Des pages bouleversantes et curieusement lumineuses sur un sujet sombrissime : le Suicide !

En plus des rangements et tris printaniers, j'en fais aussi en fin d'année, avant de prendre de bonnes et belles résolutions pour la nouvelle année à venir et à construire. Je suis retombée sur cet ouvrage qui dans des temps anciens m'avait « chavirée »… me souvenant fort bien que Jean-Marie Rouart, en dépit d'une naissance prestigieuse dans un milieu à la fois bourgeois et artistique, n'en exprimait pas moins une ambiance, finalement, mortifère. Il l'exprime d'ailleurs fort bien au début de cet écrit :

« Un autre aurait cherché un appui dans sa famille. La mienne ne m'était d'aucun secours. (…)
La grande force morale et matérielle de la famille, c'était la peinture ; sa grande faiblesse, c'étaient les nerfs. de génération en génération on était peintre, après avoir été ébéniste, comme on est chez d'autres notaire ou pâtissier. On ne se mariait qu'entre familles de peintres. La peinture était une monomanie, un culte exclusif et frénétique. On ne parlait que d'elle ; on ne collectionnait qu'elle. Surtout on la pratiquait. Avec rage. (…) Les enfant étaient enrégimentés comme modèles, les pommes, les poires et les oranges mobilisées d'office pour les natures mortes. L'odeur de l'essence de térébenthine flottait partout. Mais les plus belles passions finissent par s'aigrir. La spéculation envenimait les frustrations et enflammait les convoitises. Après avoir été une libération, l'accession pour une bourgeoisie d'argent aux valeurs de l'art, elle devenait un asservissement maniaque. Orgueil dans l'opulence, elle se muait en malédiction dans les aléas de la vie difficile. le génie de la famille se retournait contre elle. Les dons étaient devenus des chaînes. (p. 16)

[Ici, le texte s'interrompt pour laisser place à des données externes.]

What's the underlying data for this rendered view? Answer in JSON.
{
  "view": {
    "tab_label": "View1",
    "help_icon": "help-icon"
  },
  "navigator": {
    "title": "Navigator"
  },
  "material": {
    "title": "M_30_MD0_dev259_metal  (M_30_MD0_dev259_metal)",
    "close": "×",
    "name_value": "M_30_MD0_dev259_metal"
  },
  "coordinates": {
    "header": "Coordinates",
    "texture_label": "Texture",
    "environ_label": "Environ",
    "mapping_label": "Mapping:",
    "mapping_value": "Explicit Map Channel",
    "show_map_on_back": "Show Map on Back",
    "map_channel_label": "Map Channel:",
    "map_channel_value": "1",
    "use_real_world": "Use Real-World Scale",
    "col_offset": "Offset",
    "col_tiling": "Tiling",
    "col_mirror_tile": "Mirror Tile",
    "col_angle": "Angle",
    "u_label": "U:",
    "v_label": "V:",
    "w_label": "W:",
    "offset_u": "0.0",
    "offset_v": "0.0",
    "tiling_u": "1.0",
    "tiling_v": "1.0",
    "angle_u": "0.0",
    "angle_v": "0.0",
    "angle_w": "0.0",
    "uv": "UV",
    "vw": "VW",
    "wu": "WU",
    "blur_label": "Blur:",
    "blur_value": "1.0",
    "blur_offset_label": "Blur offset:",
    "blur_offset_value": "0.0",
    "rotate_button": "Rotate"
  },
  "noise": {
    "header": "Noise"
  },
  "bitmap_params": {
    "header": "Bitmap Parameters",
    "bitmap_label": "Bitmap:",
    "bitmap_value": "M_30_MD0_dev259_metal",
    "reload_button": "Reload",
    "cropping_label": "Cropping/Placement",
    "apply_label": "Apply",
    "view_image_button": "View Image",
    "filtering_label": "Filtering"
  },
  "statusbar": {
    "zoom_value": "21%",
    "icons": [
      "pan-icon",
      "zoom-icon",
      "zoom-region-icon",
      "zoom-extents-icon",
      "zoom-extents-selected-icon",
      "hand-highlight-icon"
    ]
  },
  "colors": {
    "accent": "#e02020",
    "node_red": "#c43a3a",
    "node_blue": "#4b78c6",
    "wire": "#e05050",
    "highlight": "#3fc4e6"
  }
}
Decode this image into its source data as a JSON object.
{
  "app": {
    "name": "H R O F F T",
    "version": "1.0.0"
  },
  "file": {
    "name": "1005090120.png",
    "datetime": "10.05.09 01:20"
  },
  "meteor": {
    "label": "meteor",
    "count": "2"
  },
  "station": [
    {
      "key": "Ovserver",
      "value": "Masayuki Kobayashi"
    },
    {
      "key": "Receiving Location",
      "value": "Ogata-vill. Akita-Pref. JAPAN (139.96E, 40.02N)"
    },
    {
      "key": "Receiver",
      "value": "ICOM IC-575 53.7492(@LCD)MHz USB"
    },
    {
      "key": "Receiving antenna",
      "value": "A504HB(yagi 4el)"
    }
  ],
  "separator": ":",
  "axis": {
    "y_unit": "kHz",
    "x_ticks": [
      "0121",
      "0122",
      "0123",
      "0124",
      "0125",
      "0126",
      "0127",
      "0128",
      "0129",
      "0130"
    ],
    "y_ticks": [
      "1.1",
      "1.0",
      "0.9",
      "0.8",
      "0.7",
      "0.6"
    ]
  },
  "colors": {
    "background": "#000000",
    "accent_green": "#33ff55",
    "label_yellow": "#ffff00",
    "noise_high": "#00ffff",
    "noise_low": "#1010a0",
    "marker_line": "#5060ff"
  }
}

Jean-Marie Rouart après nous avoir raconté son propre mal-être au sein d'une famille, nous semblant à nous, extrêmement privilégiée à première vue…nous fait « toucher du doigt » combien , malgré des apparences flatteuses , notre écrivain a eu grand mal à trouver « sa place » et des raisons de neutraliser le côté profondément mortifère de son milieu.

Il nous emmène tour à tour parmi tous les Grands de la Littérature qui se sont suicidés ou ont été tentés de se détruire et de quitter ce monde qui les laissait désespérés, insatisfaits dans leur quête : Stefan Zweig, Bejamin Constant, René Crevel, Romain Gary, Hemingway, Jack London, Drieu La Rochelle [dont un très beaux passage de son amitié fidèle avec
Malraux ],l'actrice, Jean Seberg,le peintre Léopold Robert, pour ensuite parler longuement de « L'Empereur du désespoir « , Napoléon, ayant tenté deux fois d'attenter à sa vie…mais aussi d'autres personnages de l'histoire, moins connus ; et j'allais omettre, dans un tout autre registre, les pages étonnantes sur une ville fascinante, mélancolique et mortifère à souhait : La Sérénissime Venise !

Jean-Marie Rouart, sur un sujet des plus complexes et des plus dérangeants qu'est le SUICIDE, a écrit des pages étonnantes de clairvoyance et de lumière ; ce qui pourrait paraître, au demeurant, bien contradictoire !

Les titres de certains chapitres , en les parcourant, sont d'une éloquence sans équivoque : « Ecrire avec son sang », « Une blessure qui devient lumière », « Aimer la vie à en mourir », « La plus fraternelle des impuissances »…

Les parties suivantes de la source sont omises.